Found this question on a particular social network. My guess is B.

Davidson is familiar with the use of the capital asset pricing model (CAPM) and arbitrage pricing theory (APT) to estimate the required rate of return for an equity investment. However, there are some limitations associated with both models that should be considered in her analysis. Which of the following is least likely a limitation of the CAPM and/or APT?

A) Model uncertainty, because it is unknown if the use of either model is theoretically correct and appropriate.

B) Input uncertainty, because it is difficult to estimate the appropriate risk premiums accurately.

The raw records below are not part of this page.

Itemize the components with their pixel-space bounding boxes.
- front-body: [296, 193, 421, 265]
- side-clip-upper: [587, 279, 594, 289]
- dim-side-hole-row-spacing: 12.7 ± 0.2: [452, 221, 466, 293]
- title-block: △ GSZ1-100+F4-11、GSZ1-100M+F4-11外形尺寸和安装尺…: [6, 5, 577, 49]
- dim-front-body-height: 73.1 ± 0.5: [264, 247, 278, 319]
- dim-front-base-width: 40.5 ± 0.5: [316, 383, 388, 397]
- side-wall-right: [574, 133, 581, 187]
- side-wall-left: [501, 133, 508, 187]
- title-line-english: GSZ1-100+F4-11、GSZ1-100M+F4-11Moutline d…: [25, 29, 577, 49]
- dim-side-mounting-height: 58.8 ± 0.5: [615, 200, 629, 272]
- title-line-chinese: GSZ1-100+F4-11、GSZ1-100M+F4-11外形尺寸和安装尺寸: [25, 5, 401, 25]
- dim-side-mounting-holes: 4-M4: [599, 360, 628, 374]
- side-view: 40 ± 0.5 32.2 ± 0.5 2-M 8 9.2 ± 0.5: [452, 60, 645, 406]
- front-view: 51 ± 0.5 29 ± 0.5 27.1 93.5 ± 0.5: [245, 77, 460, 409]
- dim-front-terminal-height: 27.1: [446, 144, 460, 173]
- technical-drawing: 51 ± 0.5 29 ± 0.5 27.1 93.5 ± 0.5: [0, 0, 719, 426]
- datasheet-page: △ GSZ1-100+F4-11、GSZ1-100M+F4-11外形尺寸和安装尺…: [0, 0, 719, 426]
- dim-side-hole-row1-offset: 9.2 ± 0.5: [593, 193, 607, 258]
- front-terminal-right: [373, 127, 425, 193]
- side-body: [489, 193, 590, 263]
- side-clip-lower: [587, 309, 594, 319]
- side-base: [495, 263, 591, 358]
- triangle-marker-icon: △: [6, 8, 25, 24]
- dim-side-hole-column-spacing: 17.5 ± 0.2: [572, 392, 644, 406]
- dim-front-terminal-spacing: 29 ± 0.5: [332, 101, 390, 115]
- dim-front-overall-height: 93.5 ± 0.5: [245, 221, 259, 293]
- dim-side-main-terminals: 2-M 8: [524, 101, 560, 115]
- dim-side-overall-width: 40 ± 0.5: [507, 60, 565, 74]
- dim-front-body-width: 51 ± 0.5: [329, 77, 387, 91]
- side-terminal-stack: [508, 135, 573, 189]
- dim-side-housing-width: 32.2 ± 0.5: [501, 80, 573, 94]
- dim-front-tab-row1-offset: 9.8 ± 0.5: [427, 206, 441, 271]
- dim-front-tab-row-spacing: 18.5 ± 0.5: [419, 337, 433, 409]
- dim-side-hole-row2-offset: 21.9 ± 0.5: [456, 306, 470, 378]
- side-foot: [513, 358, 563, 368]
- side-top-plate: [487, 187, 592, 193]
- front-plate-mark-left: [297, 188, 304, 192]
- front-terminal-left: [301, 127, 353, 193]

C) Risk premium exposure, because it fails to consider the implications of an asset’s sensitivity to the various risk factors in the market

C.

Hi Aether,

C was my first guess. When I read it again I noticed CAPM and APT and since APT consider other risk factors I opted for B. What is your view?

Cannot be B because both CAPM and APT use regression, so input uncertainty would be common across both models. What is the answer (and any related explanation)?

I would say C because you know APT considers sensitivity…and since the question is worded as “and/or” you found the one answer that states a “strength” not a limitation. Hope it’s C haha

Hi guys C is the correct answer as you rightly said. Their explanation is that since CAPM make use of an equity risk premium, it does have a risk premium exposure measured by Beta.